CANTON, MA — On the third day of fall and the first day of the 2018-19 Boston Celtics season, Marcus Smart spoke of the coming storm.
The weather outside was cloudy. Inside the studio where the Celtics were taking team photos was colder than they’d like. Only the media room was warm, according Kyrie Irving. But that weather wasn’t the kind of storm Smart meant, anyway. Not really, anyway.
Most everyone on the Celtics spoke of the great summer they had in their first meetings with the media. Everyone except maybe Smart, who watched his mother’s cancer slowly end her life. Smart told reporters in April that his mother, Camellia, had myelodysplastic syndrome, a cancer caused by abnormal cells in bone marrow. He eschewed focus on his free agency to return to Texas and be with his family.
Everyone worked out and got healthy and even played some pickup games together before training camp truly began on Tuesday. They’re all ready to have fun together and not worry about who gets minutes where. But for Smart, a return to basketball season is an escape from the rest of the world, a world that’s tough for him to bear.
“I look at basketball like a storm, but it’s the eye of the storm. The calmest place is right in the middle of it, the eye of it,” Smart said. “That’s what basketball is for me: it’s the eye. While everything else is distracting me, the destruction, things like that, basketball keeps me calm.”
What will follow this version of the Celtics this season is another kind of storm, though. Expectations are high. Even higher than they were last season, when Irving was a recent acquisition along with free agent signing Gordon Hayward. That Celtics team was a game away from the NBA Finals, but Hayward’s season only lasted nine minutes. Irving, too, was shut down before the postseason and endured a harrowing offseason surgery. Still, only LeBron James kept them from facing the Warriors, an obstacle they won’t have to deal with this year.
This is a storm Irving battled more than any Celtic last year, and he says the turmoil that comes with that pressure is behind him. Irving admitted before media day that the pressure that came with asking for a trade was immense. It distracted him. This year he’s healthy, and more than anything he wants to be happy.
“Last year I had one of the best statistical seasons of my career and it was like crazy how I did it because the amount of distractions that were going on outside of it,” Irving said on Monday. “You realize, ‘OK, what if I add a little bit of happiness to playing basketball instead of worrying about what’s going on outside of this? Maybe we’ll see what that looks like.’”
Irving described himself as the leader of the Celtics on Monday. He spoke about managing egos and making sure everyone is on the same page with playing time and the roster juggling that Brad Stevens will have to do to keep competitive athletes happy.
“Obviously the big thing is just managing our egos individually, because this is the best team of talent that I’ve been on,” Irving said.
There are expectations, but also exceptions. Everything is tenuous. The Celtics are a team keenly aware of how quickly injuries can happen and rosters can look dramatically different. Interpersonal conflicts can erupt, and it’s impossible to predict the future. But that sense has also given this team, from Irving to Hayward and even to Daniel Theis, a sense of perspective.
“I’ve had the game taken away from me a couple of times throughout my career through unfortunate events,” Irving said. “I think that you just become a lot more maniacal about the game. You’re just a lot more grateful for the opportunity to play the game that you love and you start realizing that you have to do a lot more of the little things than you did before.”
The other word that bounced around Celtics media day was “special.” Irving is a “special” player and the Celtics could be in for a “special season.” Aron Bayes, who re-signed with the Celtics for just that reason, explained that he’s felt this on a championship-winning team before.

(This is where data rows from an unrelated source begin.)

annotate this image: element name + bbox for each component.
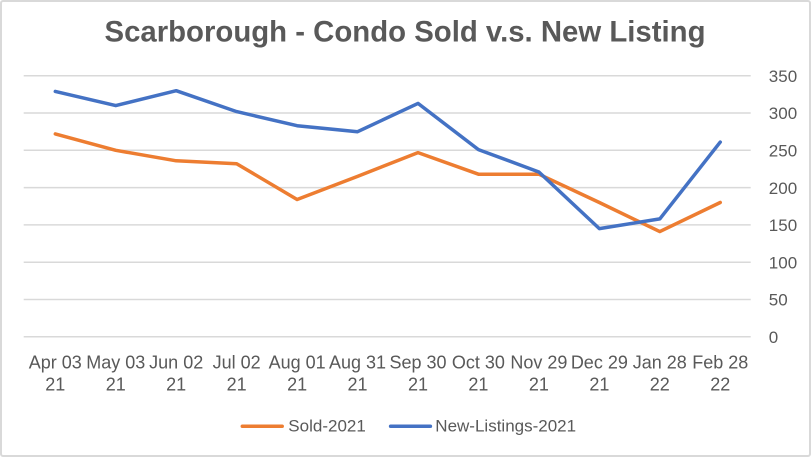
svg-text:150: 150 xyxy=(769,216,797,235)
svg-text:200: 200 xyxy=(769,179,797,198)
svg-text:Sep 30: Sep 30 xyxy=(389,352,446,372)
svg-text:0: 0 xyxy=(769,328,778,347)
svg-text:21: 21 xyxy=(166,374,186,394)
svg-text:Feb 28: Feb 28 xyxy=(692,352,748,372)
svg-text:Nov 29: Nov 29 xyxy=(510,352,567,372)
svg-text:21: 21 xyxy=(227,374,247,394)
svg-text:21: 21 xyxy=(45,374,65,394)
svg-text:New-Listings-2021: New-Listings-2021 xyxy=(435,417,576,436)
svg-text:Scarborough - Condo Sold v.s.: Scarborough - Condo Sold v.s. New Listin… xyxy=(105,16,706,49)
svg-text:May 03: May 03 xyxy=(86,352,145,372)
svg-text:300: 300 xyxy=(769,104,797,123)
svg-text:21: 21 xyxy=(408,374,428,394)
svg-text:250: 250 xyxy=(769,142,797,161)
svg-text:21: 21 xyxy=(468,374,488,394)
svg-text:350: 350 xyxy=(769,67,797,86)
svg-text:Aug 01: Aug 01 xyxy=(269,352,326,372)
svg-text:Jul 02: Jul 02 xyxy=(213,352,261,372)
svg-text:100: 100 xyxy=(769,253,797,272)
svg-text:Oct 30: Oct 30 xyxy=(452,352,505,372)
svg-text:21: 21 xyxy=(589,374,609,394)
svg-text:Jan 28: Jan 28 xyxy=(633,352,687,372)
svg-text:Sold-2021: Sold-2021 xyxy=(288,417,366,436)
svg-text:21: 21 xyxy=(287,374,307,394)
svg-text:21: 21 xyxy=(529,374,549,394)
svg-text:Jun 02: Jun 02 xyxy=(149,352,203,372)
svg-text:22: 22 xyxy=(650,374,670,394)
svg-text:Aug 31: Aug 31 xyxy=(329,352,386,372)
svg-text:Apr 03: Apr 03 xyxy=(29,352,82,372)
svg-text:21: 21 xyxy=(106,374,126,394)
svg-text:50: 50 xyxy=(769,291,788,310)
svg-text:21: 21 xyxy=(348,374,368,394)
svg-text:Dec 29: Dec 29 xyxy=(571,352,628,372)
svg-text:22: 22 xyxy=(710,374,730,394)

“That’s one of the biggest things I saw in 2014 with the Spurs: everyone set aside their egos and allowed us to be great. And that’s one of those common things I see here in Boston,” he said. “We definitely want to add to the banners on the back of the wall. But it’s a daily focus and it’s a long way down the road. We have an opportunity to be special, so it’s about everyone buying in and going out and doing things on a daily basis.”
The day-to-day of basketball, everyone seemed to stress, becomes that much more engrossing once it’s taken away from you. And that’s why the Celtics are saying the right things in September. The postseason, and a shot at the Warriors or whoever makes it out of the Western Conference, is still months away. But the journey has begun and, right now, thats good enough for everyone in green and white.
It rained in Boston on the first two days of training camp. No one on the court for the Celtics seemed to notice.